Riverside County FAIR Plan policies jumped 509% in four years as insurers pulled back from wildfire risk
Citrus Belt Review: The California FAIR Plan's county data tells a story the statewide premium number flattens out. San Bernardino County held 65,132 FAIR Plan policies as of September 2025, up from 31,211 four years earlier — a 109% rise. Riverside's near-quintupling pushed it past most coastal counties in raw policy count. The two counties together hold roughly 122,000 policies, well over a sixth of the FAIR Plan's 642,010 statewide total.
FEMA's National Risk Index rates both counties "Very High" for wildfire exposure, and the growth concentrates in the foothill and mountain belt — Lake Arrowhead, Big Bear, Crestline, Idyllwild — not the flat valley floor where the bulk of the region's homeowners and its warehouse base sit.

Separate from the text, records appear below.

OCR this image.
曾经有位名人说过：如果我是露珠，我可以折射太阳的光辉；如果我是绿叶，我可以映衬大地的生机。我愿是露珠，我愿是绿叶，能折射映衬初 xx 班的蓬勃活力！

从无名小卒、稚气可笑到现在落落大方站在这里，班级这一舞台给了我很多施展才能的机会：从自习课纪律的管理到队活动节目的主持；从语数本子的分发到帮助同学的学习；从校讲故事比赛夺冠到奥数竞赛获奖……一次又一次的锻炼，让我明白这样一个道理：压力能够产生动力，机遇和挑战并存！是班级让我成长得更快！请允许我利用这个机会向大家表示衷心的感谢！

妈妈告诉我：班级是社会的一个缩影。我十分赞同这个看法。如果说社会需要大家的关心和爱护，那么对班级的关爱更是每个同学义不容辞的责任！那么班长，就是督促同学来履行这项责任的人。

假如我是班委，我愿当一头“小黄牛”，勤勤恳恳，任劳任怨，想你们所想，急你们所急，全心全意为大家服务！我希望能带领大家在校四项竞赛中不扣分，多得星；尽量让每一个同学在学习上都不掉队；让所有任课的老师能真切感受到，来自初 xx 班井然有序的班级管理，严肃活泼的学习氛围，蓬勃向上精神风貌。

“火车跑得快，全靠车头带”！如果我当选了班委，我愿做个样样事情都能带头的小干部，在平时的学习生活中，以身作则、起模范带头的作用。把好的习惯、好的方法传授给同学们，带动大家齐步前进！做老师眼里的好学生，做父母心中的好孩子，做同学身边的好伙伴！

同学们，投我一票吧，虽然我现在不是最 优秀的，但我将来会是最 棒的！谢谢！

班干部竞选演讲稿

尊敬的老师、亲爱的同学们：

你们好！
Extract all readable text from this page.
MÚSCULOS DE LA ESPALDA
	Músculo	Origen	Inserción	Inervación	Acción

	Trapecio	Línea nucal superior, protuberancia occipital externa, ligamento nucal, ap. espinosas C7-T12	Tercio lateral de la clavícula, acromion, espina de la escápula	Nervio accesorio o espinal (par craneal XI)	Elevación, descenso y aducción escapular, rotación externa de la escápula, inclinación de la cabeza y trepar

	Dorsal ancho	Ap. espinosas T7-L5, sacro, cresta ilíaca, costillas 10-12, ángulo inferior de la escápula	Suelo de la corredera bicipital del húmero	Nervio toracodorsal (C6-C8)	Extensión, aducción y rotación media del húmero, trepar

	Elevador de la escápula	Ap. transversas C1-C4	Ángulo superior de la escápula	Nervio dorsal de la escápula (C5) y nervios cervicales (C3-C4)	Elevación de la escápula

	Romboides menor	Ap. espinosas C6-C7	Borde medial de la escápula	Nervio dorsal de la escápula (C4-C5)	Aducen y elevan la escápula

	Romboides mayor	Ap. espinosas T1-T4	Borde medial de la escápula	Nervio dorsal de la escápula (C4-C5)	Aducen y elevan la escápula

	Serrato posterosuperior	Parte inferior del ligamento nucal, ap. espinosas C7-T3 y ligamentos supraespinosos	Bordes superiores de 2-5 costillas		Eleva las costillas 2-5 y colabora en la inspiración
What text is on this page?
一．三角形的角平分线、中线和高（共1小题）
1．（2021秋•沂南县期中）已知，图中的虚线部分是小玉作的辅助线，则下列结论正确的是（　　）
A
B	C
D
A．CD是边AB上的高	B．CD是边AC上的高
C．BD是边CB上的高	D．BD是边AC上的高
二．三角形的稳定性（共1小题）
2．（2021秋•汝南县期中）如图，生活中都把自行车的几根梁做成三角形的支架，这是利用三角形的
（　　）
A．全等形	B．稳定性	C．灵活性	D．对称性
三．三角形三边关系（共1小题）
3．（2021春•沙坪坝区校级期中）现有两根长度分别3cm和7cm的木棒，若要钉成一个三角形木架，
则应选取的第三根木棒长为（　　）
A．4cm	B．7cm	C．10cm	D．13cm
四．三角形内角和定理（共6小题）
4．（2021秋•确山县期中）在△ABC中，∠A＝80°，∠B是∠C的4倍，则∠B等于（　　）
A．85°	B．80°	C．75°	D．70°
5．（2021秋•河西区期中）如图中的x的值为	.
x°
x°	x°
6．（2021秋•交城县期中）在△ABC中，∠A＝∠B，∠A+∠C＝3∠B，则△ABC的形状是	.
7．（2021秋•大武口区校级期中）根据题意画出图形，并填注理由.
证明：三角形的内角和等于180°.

The FAIR Plan is structurally a stopgap: it offers narrower coverage at higher cost than the admitted market it is replacing, and its statewide exposure has reached $750 billion as of March 2026. For the IE, the pattern marks a widening split between a low-risk economic core that still draws private carriers and a high-country residential belt increasingly dependent on the state backstop — a fault line that becomes a housing-market question as those policies compound.